Alle vier Jahre, im Jahr einer regulären Generalkonferenz, trifft sich der Vorstand des Frauennetzwerks in erweiterter Zusammensetzung. Denn alle vier Jahre wird der Vorstand neu gewählt. In diesem Jahr gibt es einige Veränderungen. So wurde Margit Wallner aus Salzburg bei der heurigen Delegiertenversammlung am 7. März zur neuen Vorsitzenden. Sie hat langjährige Erfahrung sowohl in der Leitung des Salzburger Frauenkreises als auch als Mitglied des österreichweiten Vorstands. In den letzten Jahren hat sie auch die Kontakte auf Ebene der Zentralkonferenz und zum Weltbund methodistischer Frauen gepflegt. Sie wird unterstützt von Pastorin Esther Handschin als stellvertretende Vorsitzende. Die bisherige Vorsitzende, Iris Radauer, wird neu die Kassenführung übernehmen. Der bisherigen Kassenführerin, Elisabeth Papauschek, wurde mit einem großen Applaus für ihre langjährige Tätigkeit gedankt. Das neue Vorstandsquartett wird ergänzt durch Maria Sonnleithner als Schriftführerin.

Die Berichte der Vorsitzenden und die Berichte aus den Frauengruppen in den Gemeinden zeigen eine große Kontinuität in der Arbeit mit Frauen. Meist monatlich treffen sich die Frauen zu Gespräch und Austausch. Am einen Ort sind es mehr seelsorgerliche Gespräche, die gepflegt werden. Am anderen Orte berichten Frauen von Herausforderungen in ihren beruflichen Arbeitsfeldern oder versuchen, mit anderen Frauen aus der Gemeinde in Kontakt zu kommen. Wichtig sind vertrauensvolle und unterstützende Beziehungen, die Raum geben um sich über Fragen des Lebens oder des Glaubens auszutauschen.

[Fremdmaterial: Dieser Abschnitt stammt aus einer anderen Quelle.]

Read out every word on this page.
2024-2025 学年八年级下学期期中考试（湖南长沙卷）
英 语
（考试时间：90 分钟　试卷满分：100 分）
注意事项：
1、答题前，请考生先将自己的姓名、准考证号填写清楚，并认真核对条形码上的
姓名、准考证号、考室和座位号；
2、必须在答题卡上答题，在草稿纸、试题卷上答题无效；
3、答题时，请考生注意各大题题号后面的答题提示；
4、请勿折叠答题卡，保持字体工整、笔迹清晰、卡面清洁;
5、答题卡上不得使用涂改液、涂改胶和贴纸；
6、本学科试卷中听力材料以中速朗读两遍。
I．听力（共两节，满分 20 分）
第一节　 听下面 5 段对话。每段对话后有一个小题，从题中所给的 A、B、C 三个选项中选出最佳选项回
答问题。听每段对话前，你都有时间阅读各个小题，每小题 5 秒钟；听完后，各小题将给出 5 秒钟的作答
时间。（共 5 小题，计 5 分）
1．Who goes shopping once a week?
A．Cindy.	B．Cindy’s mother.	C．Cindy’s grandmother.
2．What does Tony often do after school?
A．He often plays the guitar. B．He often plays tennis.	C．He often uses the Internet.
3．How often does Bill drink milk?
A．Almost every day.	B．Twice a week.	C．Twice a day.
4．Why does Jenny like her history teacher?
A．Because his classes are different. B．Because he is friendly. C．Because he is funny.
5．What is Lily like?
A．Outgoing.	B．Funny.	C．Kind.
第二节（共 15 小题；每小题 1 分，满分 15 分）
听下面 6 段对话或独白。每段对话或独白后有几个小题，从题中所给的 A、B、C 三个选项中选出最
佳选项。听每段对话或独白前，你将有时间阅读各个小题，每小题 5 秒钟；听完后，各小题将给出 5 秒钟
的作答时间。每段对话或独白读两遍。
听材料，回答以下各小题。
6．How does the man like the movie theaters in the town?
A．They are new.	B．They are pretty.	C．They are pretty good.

Von allen Orten wurde vom Weltgebetstag der Frauen berichtet, der am Tag zuvor gefeiert wurde. Die Texte und Gebete für diesen weltweit gefeierten Gottesdienst haben heuer Frauen aus Simbabwe vorbereitet. Meist werden diese Gottesdienste von einigen Gemeinden unterschiedlicher Konfessionen zusammen gefeiert. In Wien gab es einmalig eine große Feier im Stephansdom mit an die 1000 Teilnehmenden.

Ein anderer Schwerpunkt der Berichte waren die Missionsfeste, die in den Gemeinden gefeiert wurden oder werden. Das bei diesen Festen und bei anderen Gelegenheiten gesammelte Geld wird verschiedenen Projekten zur Verfügung gestellt, die das Frauennetzwerk Österreich über die methodistischen Hilfsorganisationen Connexio (www.connexio.ch) und Fund Mission in Europa unterstützt. Es liegt in der Hand der Frauen, diese Projekte auszuwählen.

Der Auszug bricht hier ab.